Eleanor S. Jennings, Peter Coull

Version of Record online: 27 November 2023


“Olivine-phyric shergottites are relatively young Martian meteorites that resemble primitive mantle-derived melts, so offer insight into the causes of recent magmatism on Mars. The Al-in-olivine geothermometer offers the potential to examine (near-)liquidus melt temperatures. However, the ubiquitous shock features in most Martian meteorites, caused by high-energy impacts, can change the structure and composition of olivine crystals, making the applicability of mineral geothermometry methods uncertain. This study examines microstructure and mineral chemistry in two shocked primitive, depleted olivine-phyric shergottites, Sayh al Uhaymir (SaU) 005 and Dar al Gani (DaG) 476. DaG 476 is unsuitable for Al-in-olivine thermometry because of the presence of difficult-to-observe but pervasive networks of undulating veins in olivine down to sub-micron sizes, caused by melting and providing pathways for cation diffusion.
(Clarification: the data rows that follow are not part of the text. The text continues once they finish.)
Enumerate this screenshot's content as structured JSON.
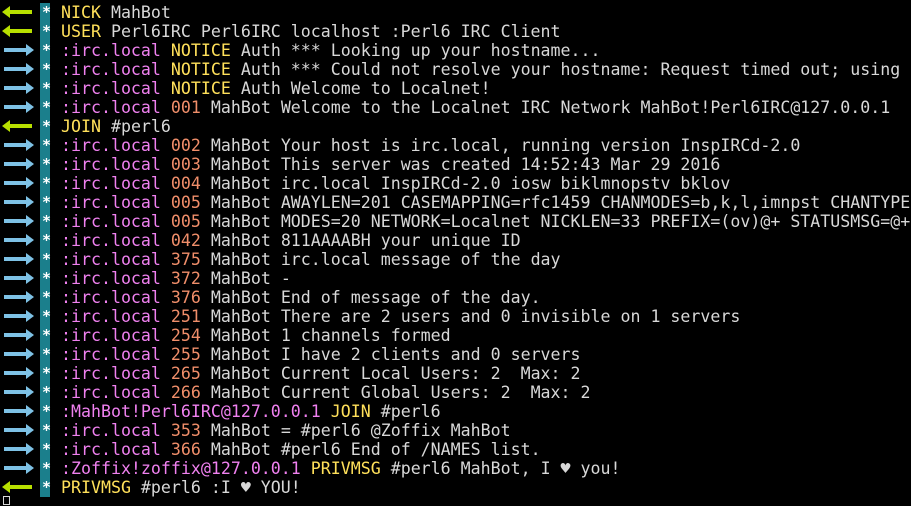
{
  "terminal": {
    "colors": {
      "background": "#000000",
      "gutter": "#1b7f8c",
      "outgoing_arrow": "#b8e000",
      "incoming_arrow": "#7ec2e6",
      "source": "#f081f0",
      "command": "#ffe05a",
      "numeric": "#f08e6a",
      "text": "#d8d8d8"
    },
    "gutter_marker": "*",
    "lines": [
      {
        "dir": "out",
        "parts": [
          {
            "t": "cmd",
            "v": "NICK"
          },
          {
            "t": "plain",
            "v": " MahBot"
          }
        ]
      },
      {
        "dir": "out",
        "parts": [
          {
            "t": "cmd",
            "v": "USER"
          },
          {
            "t": "plain",
            "v": " Perl6IRC Perl6IRC localhost :Perl6 IRC Client"
          }
        ]
      },
      {
        "dir": "in",
        "parts": [
          {
            "t": "src",
            "v": ":irc.local"
          },
          {
            "t": "plain",
            "v": " "
          },
          {
            "t": "cmd",
            "v": "NOTICE"
          },
          {
            "t": "plain",
            "v": " Auth *** Looking up your hostname..."
          }
        ]
      },
      {
        "dir": "in",
        "parts": [
          {
            "t": "src",
            "v": ":irc.local"
          },
          {
            "t": "plain",
            "v": " "
          },
          {
            "t": "cmd",
            "v": "NOTICE"
          },
          {
            "t": "plain",
            "v": " Auth *** Could not resolve your hostname: Request timed out; using"
          }
        ]
      },
      {
        "dir": "in",
        "parts": [
          {
            "t": "src",
            "v": ":irc.local"
          },
          {
            "t": "plain",
            "v": " "
          },
          {
            "t": "cmd",
            "v": "NOTICE"
          },
          {
            "t": "plain",
            "v": " Auth Welcome to Localnet!"
          }
        ]
      },
      {
        "dir": "in",
        "parts": [
          {
            "t": "src",
            "v": ":irc.local"
          },
          {
            "t": "plain",
            "v": " "
          },
          {
            "t": "num",
            "v": "001"
          },
          {
            "t": "plain",
            "v": " MahBot Welcome to the Localnet IRC Network MahBot!Perl6IRC@127.0.0.1"
          }
        ]
      },
      {
        "dir": "out",
        "parts": [
          {
            "t": "cmd",
            "v": "JOIN"
          },
          {
            "t": "plain",
            "v": " #perl6"
          }
        ]
      },
      {
        "dir": "in",
        "parts": [
          {
            "t": "src",
            "v": ":irc.local"
          },
          {
            "t": "plain",
            "v": " "
          },
          {
            "t": "num",
            "v": "002"
          },
          {
            "t": "plain",
            "v": " MahBot Your host is irc.local, running version InspIRCd-2.0"
          }
        ]
      },
      {
        "dir": "in",
        "parts": [
          {
            "t": "src",
            "v": ":irc.local"
          },
          {
            "t": "plain",
            "v": " "
          },
          {
            "t": "num",
            "v": "003"
          },
          {
            "t": "plain",
            "v": " MahBot This server was created 14:52:43 Mar 29 2016"
          }
        ]
      },
      {
        "dir": "in",
        "parts": [
          {
            "t": "src",
            "v": ":irc.local"
          },
          {
            "t": "plain",
            "v": " "
          },
          {
            "t": "num",
            "v": "004"
          },
          {
            "t": "plain",
            "v": " MahBot irc.local InspIRCd-2.0 iosw biklmnopstv bklov"
          }
        ]
      },
      {
        "dir": "in",
        "parts": [
          {
            "t": "src",
            "v": ":irc.local"
          },
          {
            "t": "plain",
            "v": " "
          },
          {
            "t": "num",
            "v": "005"
          },
          {
            "t": "plain",
            "v": " MahBot AWAYLEN=201 CASEMAPPING=rfc1459 CHANMODES=b,k,l,imnpst CHANTYPE"
          }
        ]
      },
      {
        "dir": "in",
        "parts": [
          {
            "t": "src",
            "v": ":irc.local"
          },
          {
            "t": "plain",
            "v": " "
          },
          {
            "t": "num",
            "v": "005"
          },
          {
            "t": "plain",
            "v": " MahBot MODES=20 NETWORK=Localnet NICKLEN=33 PREFIX=(ov)@+ STATUSMSG=@+"
          }
        ]
      },
      {
        "dir": "in",
        "parts": [
          {
            "t": "src",
            "v": ":irc.local"
          },
          {
            "t": "plain",
            "v": " "
          },
          {
            "t": "num",
            "v": "042"
          },
          {
            "t": "plain",
            "v": " MahBot 811AAAABH your unique ID"
          }
        ]
      },
      {
        "dir": "in",
        "parts": [
          {
            "t": "src",
            "v": ":irc.local"
          },
          {
            "t": "plain",
            "v": " "
          },
          {
            "t": "num",
            "v": "375"
          },
          {
            "t": "plain",
            "v": " MahBot irc.local message of the day"
          }
        ]
      },
      {
        "dir": "in",
        "parts": [
          {
            "t": "src",
            "v": ":irc.local"
          },
          {
            "t": "plain",
            "v": " "
          },
          {
            "t": "num",
            "v": "372"
          },
          {
            "t": "plain",
            "v": " MahBot -"
          }
        ]
      },
      {
        "dir": "in",
        "parts": [
          {
            "t": "src",
            "v": ":irc.local"
          },
          {
            "t": "plain",
            "v": " "
          },
          {
            "t": "num",
            "v": "376"
          },
          {
            "t": "plain",
            "v": " MahBot End of message of the day."
          }
        ]
      },
      {
        "dir": "in",
        "parts": [
          {
            "t": "src",
            "v": ":irc.local"
          },
          {
            "t": "plain",
            "v": " "
          },
          {
            "t": "num",
            "v": "251"
          },
          {
            "t": "plain",
            "v": " MahBot There are 2 users and 0 invisible on 1 servers"
          }
        ]
      },
      {
        "dir": "in",
        "parts": [
          {
            "t": "src",
            "v": ":irc.local"
          },
          {
            "t": "plain",
            "v": " "
          },
          {
            "t": "num",
            "v": "254"
          },
          {
            "t": "plain",
            "v": " MahBot 1 channels formed"
          }
        ]
      },
      {
        "dir": "in",
        "parts": [
          {
            "t": "src",
            "v": ":irc.local"
          },
          {
            "t": "plain",
            "v": " "
          },
          {
            "t": "num",
            "v": "255"
          },
          {
            "t": "plain",
            "v": " MahBot I have 2 clients and 0 servers"
          }
        ]
      },
      {
        "dir": "in",
        "parts": [
          {
            "t": "src",
            "v": ":irc.local"
          },
          {
            "t": "plain",
            "v": " "
          },
          {
            "t": "num",
            "v": "265"
          },
          {
            "t": "plain",
            "v": " MahBot Current Local Users: 2  Max: 2"
          }
        ]
      },
      {
        "dir": "in",
        "parts": [
          {
            "t": "src",
            "v": ":irc.local"
          },
          {
            "t": "plain",
            "v": " "
          },
          {
            "t": "num",
            "v": "266"
          },
          {
            "t": "plain",
            "v": " MahBot Current Global Users: 2  Max: 2"
          }
        ]
      },
      {
        "dir": "in",
        "parts": [
          {
            "t": "src",
            "v": ":MahBot!Perl6IRC@127.0.0.1"
          },
          {
            "t": "plain",
            "v": " "
          },
          {
            "t": "cmd",
            "v": "JOIN"
          },
          {
            "t": "plain",
            "v": " #perl6"
          }
        ]
      },
      {
        "dir": "in",
        "parts": [
          {
            "t": "src",
            "v": ":irc.local"
          },
          {
            "t": "plain",
            "v": " "
          },
          {
            "t": "num",
            "v": "353"
          },
          {
            "t": "plain",
            "v": " MahBot = #perl6 @Zoffix MahBot"
          }
        ]
      },
      {
        "dir": "in",
        "parts": [
          {
            "t": "src",
            "v": ":irc.local"
          },
          {
            "t": "plain",
            "v": " "
          },
          {
            "t": "num",
            "v": "366"
          },
          {
            "t": "plain",
            "v": " MahBot #perl6 End of /NAMES list."
          }
        ]
      },
      {
        "dir": "in",
        "parts": [
          {
            "t": "src",
            "v": ":Zoffix!zoffix@127.0.0.1"
          },
          {
            "t": "plain",
            "v": " "
          },
          {
            "t": "cmd",
            "v": "PRIVMSG"
          },
          {
            "t": "plain",
            "v": " #perl6 MahBot, I ♥ you!"
          }
        ]
      },
      {
        "dir": "out",
        "parts": [
          {
            "t": "cmd",
            "v": "PRIVMSG"
          },
          {
            "t": "plain",
            "v": " #perl6 :I ♥ YOU!"
          }
        ]
      }
    ]
  }
}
In contrast, SaU 005 can be used for Al-in-olivine thermometry despite the presence of conjugate shear and fracture sets and micron-scale cpx-spinel exsolution. The average crystallization temperature of Fo>70 olivine in SaU 005, 1380°C, is near-identical to the average temperature of new and published Fo>70 data from all olivine-phyric shergottites. When corrected for equilibrium with mantle olivine (Fo80) this corresponds to a mantle temperature of approximately 1500°C, 130°C hotter than ambient Martian mantle when shergottites formed. Shergottites were generated by melting within a moderately hot mantle plume or thermal anomaly, in support of other evidence that the Martian mantle is actively convecting. However, it does not support the extremely high potential temperatures estimated for the shergottite source by a whole-rock petrological method.”